AIM captures potential benefits from each of price appreciation, dividends/interest and volatility. Of those three my guess is that volatility could provide the biggest degree of rewards under such circumstances.

Diversifying appropriately across a range of volatile assets having low/no correlations and periodically rebalancing will help capture (lock in) such benefits. If you don't trade and just buy and hold (looking for price appreciation and dividends income alone) then you'll miss out on such volatility capture benefits. Combining low and high beta assets (such as cash and stocks) and periodically rebalancing can also capture volatility trading benefits.
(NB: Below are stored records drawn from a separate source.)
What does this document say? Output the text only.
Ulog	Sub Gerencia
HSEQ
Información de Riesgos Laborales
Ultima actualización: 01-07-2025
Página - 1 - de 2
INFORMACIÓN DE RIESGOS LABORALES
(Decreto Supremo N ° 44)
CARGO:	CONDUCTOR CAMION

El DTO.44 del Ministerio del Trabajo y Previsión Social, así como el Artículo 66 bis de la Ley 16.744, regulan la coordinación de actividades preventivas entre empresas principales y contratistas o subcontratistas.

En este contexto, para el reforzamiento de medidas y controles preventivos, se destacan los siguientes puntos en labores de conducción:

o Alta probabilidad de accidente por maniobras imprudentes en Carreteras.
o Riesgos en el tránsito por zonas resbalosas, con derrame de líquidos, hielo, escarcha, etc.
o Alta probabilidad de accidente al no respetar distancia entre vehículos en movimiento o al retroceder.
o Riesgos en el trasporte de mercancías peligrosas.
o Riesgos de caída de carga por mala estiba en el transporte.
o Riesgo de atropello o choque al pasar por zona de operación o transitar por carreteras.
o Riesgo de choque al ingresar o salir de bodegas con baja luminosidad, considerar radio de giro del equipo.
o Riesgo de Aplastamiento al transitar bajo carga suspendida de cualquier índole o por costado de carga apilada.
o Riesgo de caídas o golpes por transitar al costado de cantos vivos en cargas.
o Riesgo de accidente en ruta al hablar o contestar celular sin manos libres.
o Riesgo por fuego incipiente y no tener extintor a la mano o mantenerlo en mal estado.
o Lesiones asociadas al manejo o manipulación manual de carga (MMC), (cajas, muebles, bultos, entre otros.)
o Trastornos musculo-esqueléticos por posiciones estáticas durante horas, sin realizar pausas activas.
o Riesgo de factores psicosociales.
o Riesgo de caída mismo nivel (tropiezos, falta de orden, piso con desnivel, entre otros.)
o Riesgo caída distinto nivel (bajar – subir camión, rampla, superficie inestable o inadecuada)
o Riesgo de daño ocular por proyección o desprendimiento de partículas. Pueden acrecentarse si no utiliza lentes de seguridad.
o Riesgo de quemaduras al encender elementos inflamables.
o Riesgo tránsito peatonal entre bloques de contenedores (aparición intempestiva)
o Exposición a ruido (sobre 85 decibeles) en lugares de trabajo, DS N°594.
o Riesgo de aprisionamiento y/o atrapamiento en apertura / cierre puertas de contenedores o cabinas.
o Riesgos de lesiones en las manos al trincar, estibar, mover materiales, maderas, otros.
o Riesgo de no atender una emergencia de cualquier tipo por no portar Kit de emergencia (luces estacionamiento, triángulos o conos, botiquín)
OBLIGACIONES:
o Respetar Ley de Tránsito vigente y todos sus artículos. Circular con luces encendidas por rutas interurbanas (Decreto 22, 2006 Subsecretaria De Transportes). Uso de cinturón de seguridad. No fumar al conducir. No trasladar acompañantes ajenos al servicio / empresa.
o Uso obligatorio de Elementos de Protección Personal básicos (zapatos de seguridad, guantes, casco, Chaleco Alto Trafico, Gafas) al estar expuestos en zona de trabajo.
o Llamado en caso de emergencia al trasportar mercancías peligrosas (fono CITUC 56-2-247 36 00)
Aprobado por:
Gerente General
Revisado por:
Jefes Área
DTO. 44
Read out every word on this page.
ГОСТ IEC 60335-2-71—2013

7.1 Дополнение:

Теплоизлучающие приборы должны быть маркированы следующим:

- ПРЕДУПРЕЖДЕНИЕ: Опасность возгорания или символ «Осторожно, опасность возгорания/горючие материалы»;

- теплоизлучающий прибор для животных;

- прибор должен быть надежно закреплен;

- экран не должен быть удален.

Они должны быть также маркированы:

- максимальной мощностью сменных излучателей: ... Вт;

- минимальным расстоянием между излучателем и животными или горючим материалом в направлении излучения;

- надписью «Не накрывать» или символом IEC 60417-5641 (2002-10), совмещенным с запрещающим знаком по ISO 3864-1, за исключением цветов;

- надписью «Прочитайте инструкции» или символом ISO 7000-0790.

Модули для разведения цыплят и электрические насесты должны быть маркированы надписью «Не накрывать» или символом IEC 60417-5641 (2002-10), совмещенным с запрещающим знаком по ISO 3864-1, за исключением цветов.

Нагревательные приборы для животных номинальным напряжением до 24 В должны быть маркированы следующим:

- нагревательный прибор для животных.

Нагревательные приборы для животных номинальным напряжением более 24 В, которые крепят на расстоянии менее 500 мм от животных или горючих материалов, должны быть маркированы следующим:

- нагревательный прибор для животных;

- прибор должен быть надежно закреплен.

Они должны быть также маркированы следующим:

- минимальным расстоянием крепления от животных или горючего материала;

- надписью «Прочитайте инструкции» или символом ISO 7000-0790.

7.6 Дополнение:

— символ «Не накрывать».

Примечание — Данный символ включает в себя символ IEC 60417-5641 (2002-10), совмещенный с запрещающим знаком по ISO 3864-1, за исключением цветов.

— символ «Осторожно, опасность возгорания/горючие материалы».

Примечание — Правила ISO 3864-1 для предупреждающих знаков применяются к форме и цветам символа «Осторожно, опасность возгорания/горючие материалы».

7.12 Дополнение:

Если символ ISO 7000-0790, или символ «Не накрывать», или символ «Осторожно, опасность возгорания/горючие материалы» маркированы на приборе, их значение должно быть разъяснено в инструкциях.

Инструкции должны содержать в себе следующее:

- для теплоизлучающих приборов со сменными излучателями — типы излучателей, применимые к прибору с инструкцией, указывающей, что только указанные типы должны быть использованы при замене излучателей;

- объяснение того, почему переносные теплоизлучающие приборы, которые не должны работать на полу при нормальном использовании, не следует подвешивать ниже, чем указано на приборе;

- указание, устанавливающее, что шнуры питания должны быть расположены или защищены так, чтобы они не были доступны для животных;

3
Having an advisor that tells you when its appropriate to implement such rebalance trades (AIM) is comforting/helpful. Keeps you on the straight and narrow rather than becoming fearful or greedy and making poorer decisions.

Japan post 1990 has seen near zero average inflation whilst a diversified rebalanced 50/50 stock/bond blend yielded 4% real (after inflation). i.e. some domestic stock, some foreign stock, some mid duration bonds, some short duration bonds/bills. If we emulate those prolonged zero inflation conditions whilst achieving similar real gains, then that's little different to the real gains that were achieved across periods of higher inflation/interest rates.